For the first time in a Tomb Raider game, you feel empowered by an open-world that's actually full of things to do rather than a series of collectibles that marginally boost your XP and a set of tombs so short you were practically offended. Freedom is the name of the game and everywhere you turn there's something new to do.
Tombs are now bigger and more numerous, your Xbox controller gently vibrating when is nearby (they also contain upgrades that will make your experience a lot smoother should you make the effort to seek them out). Campfires are also more prevalent, offering new opportunities to upgrade Lara's attributes and weapons.
There's even a splash of Assassin's Creed-style verticality. Well, Assassin Creed 3, to be precise. Just like Conner's much-maligned (and considerably underrated, IMHO) adventure, Lara can climb trees and leap between them for a cat-and-mouse take on hunting.
Even the music feels momentous - a dynamic drum beat that builds from gradual hum to a full on Mad Max-esque roar as you get closer to enemies soldiers or wolves.
On the Rise
Even the story presents the most compelling Croft adventure since The Last Revelation.
After writing its predecessor and the Dark Horse comic series that links the two games together, writer Rhianna Pratchett presents her most comfortable work to date - Lara feels more human than ever as she attempts to unravel the mystery surrounding her father's suicide.
Considering how close to home that theme resonates considering the heart-breaking passing of Sir Terry Pratchett earlier this year, ROTTR feels all the more poignant.
Come on, how could you not love a game where you're heroine wades through dynamic snow that smothers and sheds as she makes her way through the Siberian wilderness? That's not even creepy, either!
Look, I know you all love Fallout 4 and Bethesda are great (even if they can't release a bug-free game at launch), but Rise Of The Tomb Raider deserves your love this season.

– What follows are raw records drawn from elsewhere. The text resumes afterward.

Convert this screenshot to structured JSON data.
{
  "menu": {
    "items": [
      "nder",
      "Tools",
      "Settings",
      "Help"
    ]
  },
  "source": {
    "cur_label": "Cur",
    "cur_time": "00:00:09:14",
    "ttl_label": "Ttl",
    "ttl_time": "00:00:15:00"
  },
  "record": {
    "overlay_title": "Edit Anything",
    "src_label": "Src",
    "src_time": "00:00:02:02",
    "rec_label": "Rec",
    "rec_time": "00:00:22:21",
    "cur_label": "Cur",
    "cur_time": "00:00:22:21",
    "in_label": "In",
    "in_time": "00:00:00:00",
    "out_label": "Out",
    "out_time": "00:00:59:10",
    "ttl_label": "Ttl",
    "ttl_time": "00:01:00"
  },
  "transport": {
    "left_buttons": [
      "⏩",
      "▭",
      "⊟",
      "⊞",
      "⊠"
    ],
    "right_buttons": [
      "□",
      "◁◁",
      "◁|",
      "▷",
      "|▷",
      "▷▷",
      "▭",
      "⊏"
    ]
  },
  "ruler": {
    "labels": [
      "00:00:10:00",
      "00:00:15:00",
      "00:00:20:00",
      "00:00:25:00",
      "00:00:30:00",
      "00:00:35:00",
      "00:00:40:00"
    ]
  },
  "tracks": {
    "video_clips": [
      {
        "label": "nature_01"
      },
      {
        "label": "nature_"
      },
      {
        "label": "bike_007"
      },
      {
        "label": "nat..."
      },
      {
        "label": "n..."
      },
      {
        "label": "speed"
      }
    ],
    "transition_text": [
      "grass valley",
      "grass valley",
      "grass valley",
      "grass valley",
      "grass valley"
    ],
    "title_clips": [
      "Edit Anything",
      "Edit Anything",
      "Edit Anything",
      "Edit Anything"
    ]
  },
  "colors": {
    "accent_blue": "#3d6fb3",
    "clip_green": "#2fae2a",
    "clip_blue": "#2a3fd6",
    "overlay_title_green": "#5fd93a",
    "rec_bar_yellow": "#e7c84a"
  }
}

It's the best thing to arrive on Xbox One since Ori And The Blind Forest (yes, Halo 5: Guardians is amazing, but it's just another iteration of the Halo formula we've all gorged on before) and more than enough reason to finally invest in an Xbox One.
And considering how cheaply Microsoft will be letting its console shift in the Black Friday sales, you'd be clinically insane not to join Lara on her latest adventure.